I particularly enjoyed a talk on marketing given by David Prest, an experienced scientist from Drochaid Research Services, a recently established service-based company that provides research support to industry.
On Friday 11 May 2018, 20 delegates, ranging from Master’s students to post-docs, gathered at the SCI headquarters in London for a careers day in Agri-Food.
This was the first event organised by the newly formed SCI Agri-Food Early Careers Forum, and had six speakers presenting the perspectives of varying careers – Prof Lin Field (Rothamsted Research), Rhianna Jones (Institute of Food Technologists), Prof Tim Benton (University of Leeds), Dr Rebecca Nesbit (Nobel Media), Dr Bertrand Emond (Campden BRI), and Dr Craig Duckam (CD R&D Consultancy Service).

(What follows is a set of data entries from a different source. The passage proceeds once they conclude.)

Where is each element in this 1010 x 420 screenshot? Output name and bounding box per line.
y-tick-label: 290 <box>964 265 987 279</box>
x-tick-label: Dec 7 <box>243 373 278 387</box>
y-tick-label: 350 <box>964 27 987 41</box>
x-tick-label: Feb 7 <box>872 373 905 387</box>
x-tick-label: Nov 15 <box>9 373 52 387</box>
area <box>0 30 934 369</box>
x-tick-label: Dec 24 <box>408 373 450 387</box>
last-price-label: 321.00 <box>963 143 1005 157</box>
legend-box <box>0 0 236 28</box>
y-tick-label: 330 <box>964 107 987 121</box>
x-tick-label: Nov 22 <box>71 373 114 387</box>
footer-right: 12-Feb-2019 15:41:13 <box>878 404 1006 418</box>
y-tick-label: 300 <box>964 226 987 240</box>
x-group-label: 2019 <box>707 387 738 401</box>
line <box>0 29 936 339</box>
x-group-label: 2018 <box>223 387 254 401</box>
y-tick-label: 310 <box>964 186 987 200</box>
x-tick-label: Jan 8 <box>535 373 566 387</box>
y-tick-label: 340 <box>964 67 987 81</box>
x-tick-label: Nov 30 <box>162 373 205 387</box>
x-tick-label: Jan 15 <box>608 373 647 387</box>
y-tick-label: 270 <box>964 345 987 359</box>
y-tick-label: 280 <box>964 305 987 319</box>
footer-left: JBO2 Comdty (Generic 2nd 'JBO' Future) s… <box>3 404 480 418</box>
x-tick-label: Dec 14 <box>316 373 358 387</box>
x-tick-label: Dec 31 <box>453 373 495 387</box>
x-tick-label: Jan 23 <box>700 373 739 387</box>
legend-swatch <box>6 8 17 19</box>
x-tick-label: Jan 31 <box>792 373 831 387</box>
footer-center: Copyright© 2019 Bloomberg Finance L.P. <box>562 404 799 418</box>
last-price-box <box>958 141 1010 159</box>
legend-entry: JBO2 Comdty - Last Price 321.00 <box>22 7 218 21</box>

Delegates were treated to a variety of talks, ranging from advice on working within research to stepping outside of the research box into science communication or private consultancy. Over the course of the day, three common skills were covered by all leaders when discussing how they achieved success in their careers.
The first of these was networking. Every talk covered aspects of this, from going to conferences and events to being a good communicator. Building connections can be the key to getting job offers, learning about new opportunities, and even knowing where best to take your career.

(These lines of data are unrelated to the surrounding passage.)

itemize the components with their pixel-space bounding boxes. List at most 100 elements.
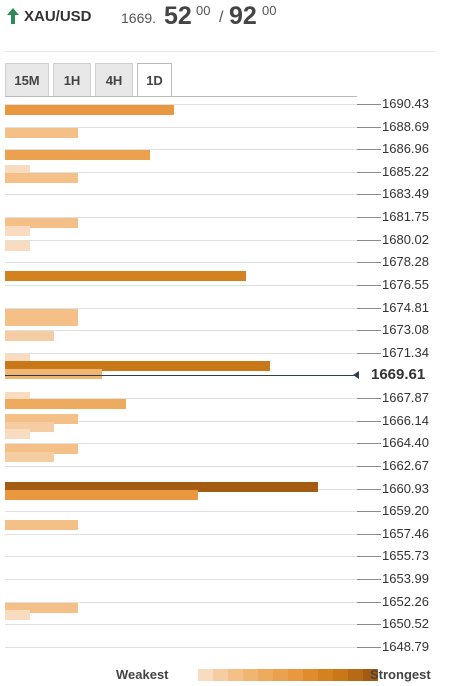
level-label: 1650.52 [382, 616, 429, 631]
tab-1h[interactable]: 1H [53, 63, 91, 96]
legend-color-scale [198, 669, 378, 681]
legend-strongest-label: Strongest [370, 667, 431, 682]
legend-swatch [348, 669, 363, 681]
level-tick [357, 104, 381, 105]
level-gridline [5, 398, 357, 399]
level-label: 1688.69 [382, 119, 429, 134]
up-arrow-icon [7, 8, 19, 24]
level-label: 1660.93 [382, 481, 429, 496]
current-price-marker [353, 371, 359, 379]
confluence-bar [5, 603, 78, 613]
confluence-bar [5, 331, 54, 341]
level-gridline [5, 353, 357, 354]
level-gridline [5, 127, 357, 128]
level-label: 1652.26 [382, 594, 429, 609]
divider [5, 51, 435, 52]
level-gridline [5, 534, 357, 535]
confluence-bar [5, 354, 30, 364]
confluence-bar [5, 150, 150, 160]
confluence-bar [5, 309, 78, 319]
level-label: 1673.08 [382, 322, 429, 337]
confluence-chart: 1690.43 1688.69 1686.96 1685.22 1683.49 1681.… [0, 96, 449, 656]
level-gridline [5, 217, 357, 218]
level-tick [357, 602, 381, 603]
level-gridline [5, 285, 357, 286]
level-gridline [5, 579, 357, 580]
level-gridline [5, 602, 357, 603]
legend-swatch [333, 669, 348, 681]
level-label: 1676.55 [382, 277, 429, 292]
confluence-bar [5, 490, 198, 500]
tab-4h[interactable]: 4H [95, 63, 133, 96]
level-tick [357, 624, 381, 625]
level-gridline [5, 172, 357, 173]
level-label: 1657.46 [382, 526, 429, 541]
confluence-bar [5, 271, 246, 281]
level-label: 1659.20 [382, 503, 429, 518]
confluence-bar [5, 422, 54, 432]
level-tick [357, 443, 381, 444]
ask-price: 92 [229, 2, 257, 30]
confluence-bar [5, 218, 78, 228]
level-label: 1690.43 [382, 96, 429, 111]
level-tick [357, 511, 381, 512]
confluence-bar [5, 241, 30, 251]
legend-swatch [273, 669, 288, 681]
level-tick [357, 556, 381, 557]
confluence-bar [5, 369, 102, 379]
level-tick [357, 217, 381, 218]
level-tick [357, 466, 381, 467]
legend-swatch [228, 669, 243, 681]
level-tick [357, 398, 381, 399]
level-gridline [5, 556, 357, 557]
level-gridline [5, 240, 357, 241]
level-gridline [5, 308, 357, 309]
legend-swatch [243, 669, 258, 681]
level-tick [357, 172, 381, 173]
level-label: 1680.02 [382, 232, 429, 247]
current-price-line [5, 375, 355, 376]
level-tick [357, 308, 381, 309]
level-label: 1678.28 [382, 254, 429, 269]
ask-fraction: 00 [262, 3, 277, 18]
level-gridline [5, 149, 357, 150]
confluence-bar [5, 392, 30, 402]
strength-legend: Weakest Strongest [0, 660, 449, 686]
level-tick [357, 353, 381, 354]
confluence-bar [5, 128, 78, 138]
level-gridline [5, 330, 357, 331]
level-tick [357, 262, 381, 263]
confluence-bar [5, 414, 78, 424]
confluence-bar [5, 610, 30, 620]
level-label: 1648.79 [382, 639, 429, 654]
level-tick [357, 285, 381, 286]
confluence-bar [5, 173, 78, 183]
legend-swatch [363, 669, 378, 681]
header: XAU/USD 1669. 52 00 / 92 00 [0, 0, 449, 34]
symbol-title: XAU/USD [24, 8, 92, 25]
level-tick [357, 127, 381, 128]
level-label: 1683.49 [382, 186, 429, 201]
level-label: 1655.73 [382, 548, 429, 563]
confluence-bar [5, 105, 174, 115]
level-tick [357, 330, 381, 331]
legend-swatch [303, 669, 318, 681]
level-label: 1686.96 [382, 141, 429, 156]
confluence-bar [5, 399, 126, 409]
level-gridline [5, 421, 357, 422]
level-label: 1653.99 [382, 571, 429, 586]
level-tick [357, 149, 381, 150]
tab-1d[interactable]: 1D [137, 63, 172, 97]
legend-weakest-label: Weakest [116, 667, 169, 682]
level-tick [357, 647, 381, 648]
level-label: 1667.87 [382, 390, 429, 405]
level-gridline [5, 624, 357, 625]
confluence-bar [5, 361, 270, 371]
level-gridline [5, 194, 357, 195]
tab-15m[interactable]: 15M [5, 63, 49, 96]
confluence-bar [5, 444, 78, 454]
level-gridline [5, 511, 357, 512]
legend-swatch [213, 669, 228, 681]
level-label: 1664.40 [382, 435, 429, 450]
bid-fraction: 00 [196, 3, 211, 18]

Professor Tim Benton Image: Cassie Sims
Prof Tim Benton spoke about the importance of working in teams, and of showing respect to other professionals, especially if they work in a different area. Dr Rebecca Nesbitt spoke about careers communicating science, specifically the broad range of media that can be used, and how to get involved. Rhianna Jones spoke about taking opportunities to be mentored, particularly from societies and professional organisations, such as SCI and the Institute of Food Technologists.
Lin Field, Rothamsted Research
The second skill that was covered in depth was adaptability. Initially, Prof Lin Field spoke about this in a practical context – building a set of laboratory and general scientific skills that can be carried across disciplines.
However, each speaker had a different perspective. For example, Dr Craig Duckham spoke of learning new skills when setting up a private consultancy, such as accounting, business, and even web design and marketing. Prof Tim Benton summarised it well, stating we need to ‘look at the big picture’, and think strategically about where our skills can be used to better the world. He stated that we “need to be willing to re-invent ourselves”. Everyone agreed that we can achieve this by diversifying our portfolio of skills and taking as many opportunities as possible.
Lead, don’t follow
Each speaker spoke about being a leader, not a follower. This is a phrase that is used often in reference to achieving success, but is so important in every aspect of career development. Whether it is applying for a fellowship, or stepping out to start your own business, leadership skills will carry you through your career. A leader was described as someone who makes decisions, carves out a niche rather than following trends, and who sets an example that others follow naturally.
Overall, the speakers challenged delegates to consider what their idea of success is, and what skills they need to get there. The day was enjoyed by all delegates, and the advice given will help guide them throughout their future careers. The event could be summarised by this quote from Einstein, given by Prof. Benton on the day:
Try not to become a [person] of success, but rather try to become a [person] of value.
The event is planned to run for a second year in Spring 2019.